I reject your reality and replace it with my own…
Men just being men is a passive challenge to the feminine imperative; red pill awareness is a direct challenge to the legitimacy of a feminine primary experience. It’s important to recall here that the primacy of the female experience begins on the personal level with an individual woman and then exponentially multiplies into a social (macro) scale. When you assert yourself as a red pill Man, you are asserting your disconnection from that feminine-primary frame. This begins on a personal level for a woman, and then extrapolates into a social affront for all women.
The initial shock (and indignation) is one of interrupting her comfortable, predictable expectations of men in the feminine defined, solipsistic reality she experiences for herself. As even the most rookie of red pill Men will attest, the legitimate female experience rejects this assertion, most times with an amount of hostility. As expected, Men are met with the socially reinforced, prepared responses designed to defend against attempts to question the legitimacy of the primacy of the feminine experience – shaming is often the first recourse, even most passive challenges warrant shaming, but character assassination and disqualifications based upon a feminine primary perspective are the go-to weapons of the solipsistic nature of the feminine mindset (even when men are the ones subscribing to it).
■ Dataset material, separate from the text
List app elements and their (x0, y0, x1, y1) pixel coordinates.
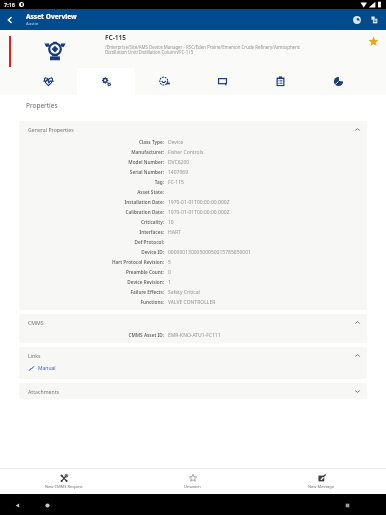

The next weapon in the feminine psychological arsenal is histrionics. Aggrandized exaggerations and overblown straw man tactics may seem like a last resort for women to the man attempting to rationally impose his red pill, legitimized, male experience, but know histrionics for what they are – a carefully design, feminine-specific and socially approved failsafe for women. In the same vein as a Woman’s Prerogative (women can change their minds) and the Feminine Mystique, female histrionics are a legitimized and socially excusable tactic with the latent purpose of protecting a woman’s solipsistic experience. She’s an emotional creature and your challenge to her ego only brings out the hysteric in her – it’s men’s fault that they don’t get it, and it’s men’s fault for bringing it out in her by challenging her solipsism. And thus is she excused from her protective histrionics at men’s cost.
It’s important for red pill Men to understand what their presence, much less their assertions, mean to the feminine; their very existence, just their questioning, represents a challenge to individual, ego-invested feminine solipsism. Always be prepared for the inevitable defense of a woman’s solipsism. Even in the most measured approach, you are essentially breaking a woman’s self-concept by reminding or asserting that her experience is not the universal experience. There’s a temptation for red pill Men to get comfortable with a woman’s who accepts red pill truths, only to find that her solipsism has only accepted the parts of those truths that its comfortable with and benefits from. That solipsism doesn’t die once she’s acknowledged the legitimacy of your experience, anymore than your sexual imperative dies if you accept her experience as the legitimate one.